Antes da chuva chegar ao fim, ninguém mais no povoado tinha o que comer em casa. E para piorar, era impossível deixar Paranavaí e buscar alimentos nas cidades ao Sul do estado. Além de não haver meios de transporte que aguentassem longas viagens, trafegar com veículos pequenos pelas íngremes estradas de chão era algo impensável. Além disso, o fato das vias serem estreitas e ladeadas pela mata só aumentava os riscos.
“Já era 1h da madrugada quando ouvimos o ronco de um caminhão. Foi uma surpresa pra todo mundo. Ninguém mais vinha pra cá fazia 16 dias, tanto que a gente estava sem nada. A comida já tinha até acabado”, lembrou o pioneiro paulista José Ferreira de Araújo, conhecido como Palhacinho, em entrevista à Prefeitura de Paranavaí décadas atrás.
O som do caminhão na Rua Getúlio Vargas, no cruzamento com a Rua Marechal Cândido Rondon, fez todo mundo levantar da cama, acender os lampiões e correr para o centro da colônia. Quando chegaram lá e viram os faróis acesos, o empreiteiro Zeca Machado desceu do veículo e mostrou para a população toda a comida trazida de Curitiba. Além de mantimentos, Machado trouxe muitas verduras e legumes para abastecer Paranavaí.

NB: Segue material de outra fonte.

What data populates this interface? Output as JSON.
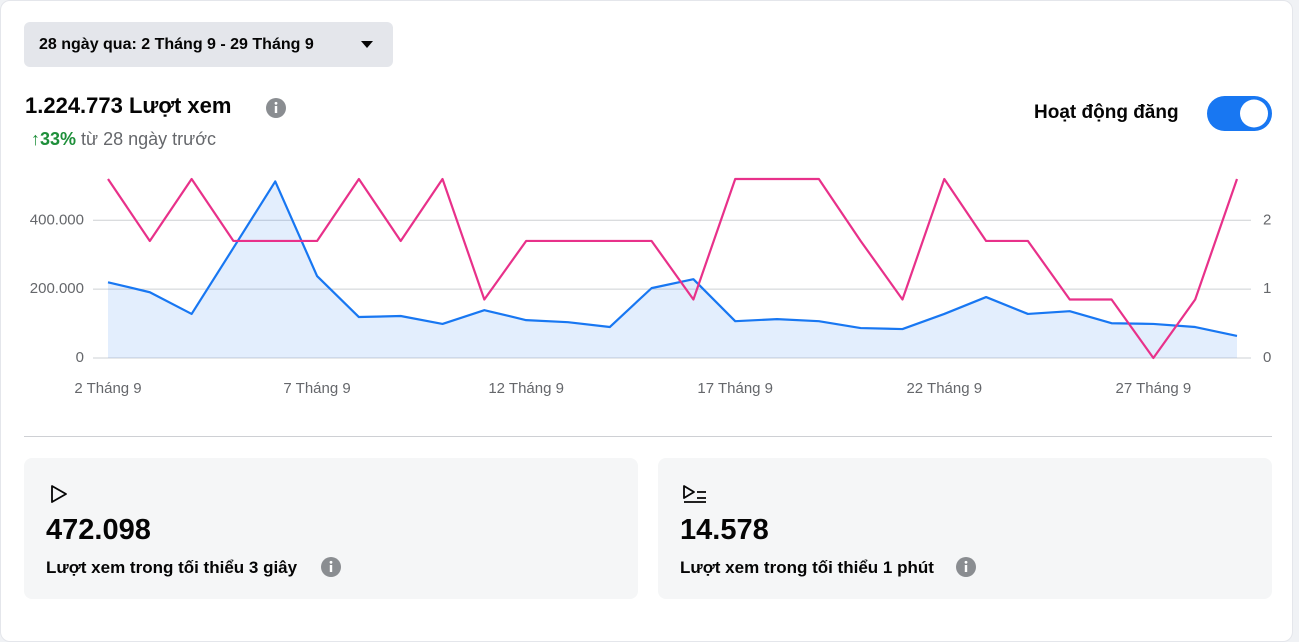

“Todo mundo comprou tudo. Naquele tempo, era normal um dever para o outro porque a gente tinha o costume de emprestar açúcar, café e dali em diante”, destacou José Ferreira. Zeca Machado era o empreiteiro da Colônia Paranavaí e conhecia todas as estradas da região, até porque muitas foram abertas por ele.

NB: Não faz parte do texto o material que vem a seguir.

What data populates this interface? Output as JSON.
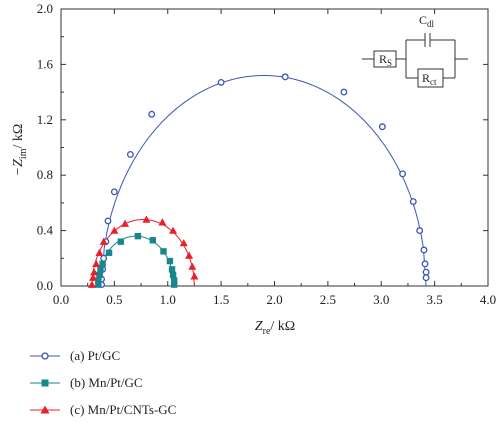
{
  "chart_data": {
    "type": "scatter",
    "x_axis": {
      "label_main": "Z",
      "label_sub": "re",
      "label_unit": "/ kΩ",
      "range": [
        0.0,
        4.0
      ],
      "ticks": [
        "0.0",
        "0.5",
        "1.0",
        "1.5",
        "2.0",
        "2.5",
        "3.0",
        "3.5",
        "4.0"
      ]
    },
    "y_axis": {
      "label_main": "−Z",
      "label_sub": "im",
      "label_unit": "/ kΩ",
      "range": [
        0.0,
        2.0
      ],
      "ticks": [
        "0.0",
        "0.4",
        "0.8",
        "1.2",
        "1.6",
        "2.0"
      ]
    },
    "grid": false,
    "legend_position": "bottom",
    "series": [
      {
        "name": "(a) Pt/GC",
        "color": "#3b55b5",
        "marker": "open-circle",
        "center": 1.9,
        "radius": 1.52,
        "points": [
          [
            0.38,
            0.01
          ],
          [
            0.38,
            0.05
          ],
          [
            0.39,
            0.12
          ],
          [
            0.4,
            0.2
          ],
          [
            0.42,
            0.32
          ],
          [
            0.44,
            0.47
          ],
          [
            0.5,
            0.68
          ],
          [
            0.65,
            0.95
          ],
          [
            0.85,
            1.24
          ],
          [
            1.5,
            1.47
          ],
          [
            2.1,
            1.51
          ],
          [
            2.65,
            1.4
          ],
          [
            3.01,
            1.15
          ],
          [
            3.2,
            0.81
          ],
          [
            3.3,
            0.61
          ],
          [
            3.36,
            0.4
          ],
          [
            3.4,
            0.26
          ],
          [
            3.41,
            0.16
          ],
          [
            3.42,
            0.1
          ],
          [
            3.42,
            0.06
          ]
        ]
      },
      {
        "name": "(b) Mn/Pt/GC",
        "color": "#17868f",
        "marker": "filled-square",
        "center": 0.7,
        "radius": 0.36,
        "points": [
          [
            0.35,
            0.01
          ],
          [
            0.35,
            0.04
          ],
          [
            0.36,
            0.08
          ],
          [
            0.37,
            0.12
          ],
          [
            0.39,
            0.16
          ],
          [
            0.45,
            0.24
          ],
          [
            0.56,
            0.32
          ],
          [
            0.72,
            0.36
          ],
          [
            0.86,
            0.33
          ],
          [
            0.96,
            0.25
          ],
          [
            1.02,
            0.18
          ],
          [
            1.04,
            0.12
          ],
          [
            1.05,
            0.08
          ],
          [
            1.06,
            0.04
          ],
          [
            1.06,
            0.01
          ]
        ]
      },
      {
        "name": "(c) Mn/Pt/CNTs-GC",
        "color": "#e8202a",
        "marker": "filled-triangle",
        "center": 0.77,
        "radius": 0.48,
        "points": [
          [
            0.29,
            0.01
          ],
          [
            0.3,
            0.06
          ],
          [
            0.31,
            0.1
          ],
          [
            0.33,
            0.16
          ],
          [
            0.36,
            0.24
          ],
          [
            0.4,
            0.32
          ],
          [
            0.5,
            0.4
          ],
          [
            0.6,
            0.45
          ],
          [
            0.8,
            0.48
          ],
          [
            0.95,
            0.46
          ],
          [
            1.05,
            0.4
          ],
          [
            1.15,
            0.31
          ],
          [
            1.2,
            0.22
          ],
          [
            1.23,
            0.14
          ],
          [
            1.25,
            0.07
          ]
        ]
      }
    ],
    "circuit": {
      "r1_label_main": "R",
      "r1_label_sub": "S",
      "cap_label_main": "C",
      "cap_label_sub": "dl",
      "r2_label_main": "R",
      "r2_label_sub": "ct"
    }
  }
}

Machado viajava esporadicamente a Curitiba com um caminhão do Governo do Paraná para buscar alimentos, materiais de construção e outros produtos. “Mais tarde, o Zeca Machado abriu um armazém e começou a fornecer tudo que a população precisava”, destacou Palhacinho.

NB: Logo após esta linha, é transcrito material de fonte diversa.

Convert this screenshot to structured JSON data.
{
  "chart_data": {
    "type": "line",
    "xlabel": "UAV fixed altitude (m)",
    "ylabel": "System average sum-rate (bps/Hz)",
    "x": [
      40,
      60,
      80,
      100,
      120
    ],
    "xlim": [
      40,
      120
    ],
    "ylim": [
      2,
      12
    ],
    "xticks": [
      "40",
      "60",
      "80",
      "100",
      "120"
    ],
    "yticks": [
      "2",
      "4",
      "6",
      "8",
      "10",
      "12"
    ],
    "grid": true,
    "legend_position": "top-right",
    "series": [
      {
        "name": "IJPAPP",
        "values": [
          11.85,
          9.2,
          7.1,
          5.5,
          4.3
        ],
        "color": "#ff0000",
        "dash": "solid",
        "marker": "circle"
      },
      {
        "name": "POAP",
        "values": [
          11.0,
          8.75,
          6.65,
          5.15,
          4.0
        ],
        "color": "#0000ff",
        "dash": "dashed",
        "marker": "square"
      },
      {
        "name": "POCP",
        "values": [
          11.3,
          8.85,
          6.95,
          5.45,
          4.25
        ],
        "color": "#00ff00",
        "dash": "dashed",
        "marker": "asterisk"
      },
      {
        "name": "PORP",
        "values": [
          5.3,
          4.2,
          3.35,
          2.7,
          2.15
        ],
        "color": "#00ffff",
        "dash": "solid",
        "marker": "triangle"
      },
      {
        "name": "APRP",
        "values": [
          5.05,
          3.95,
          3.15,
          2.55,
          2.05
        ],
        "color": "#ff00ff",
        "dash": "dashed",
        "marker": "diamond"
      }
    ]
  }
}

O pioneiro paulista Salatiel Loureiro afirmou que o empreiteiro foi o primeiro comerciante da colônia. “O Zeca começou com tudo, depois veio o Patriota, o Lindolfo e o Carlos Faber”, revelou.
Palhacinho dava carne de anta para a freguesia
Quem também ajudou a população em um longo período de chuvas foi o pioneiro Rodrigo Ayres que certa vez viajou até Marialva, no Norte Central Paranaense, para buscar uma carroça de mantimentos.
“A viagem durou 15 dias. Demos o dinheiro e ele trouxe tudo que pedimos. Pouco tempo depois, o Patriota [Leodegário Gomes Patriota] abriu um armazém e logo tivemos fartura. Nunca mais faltou comida”, relatou o pioneiro paulista José Ferreira de Araújo, conhecido como Palhacinho.
Ainda nos anos 1940, Araújo tinha uma pensão em Paranavaí e alimentava os clientes com carne de anta. “Eu mesmo que caçava lá na Água da Floresta e Tucano. Cozinhei muitas paneladas para dar ao pessoal. Depois melhorou e pude alimentar eles com carne seca e batata. Todo mundo comia contente. Ninguém saía daqui com fome”, declarou.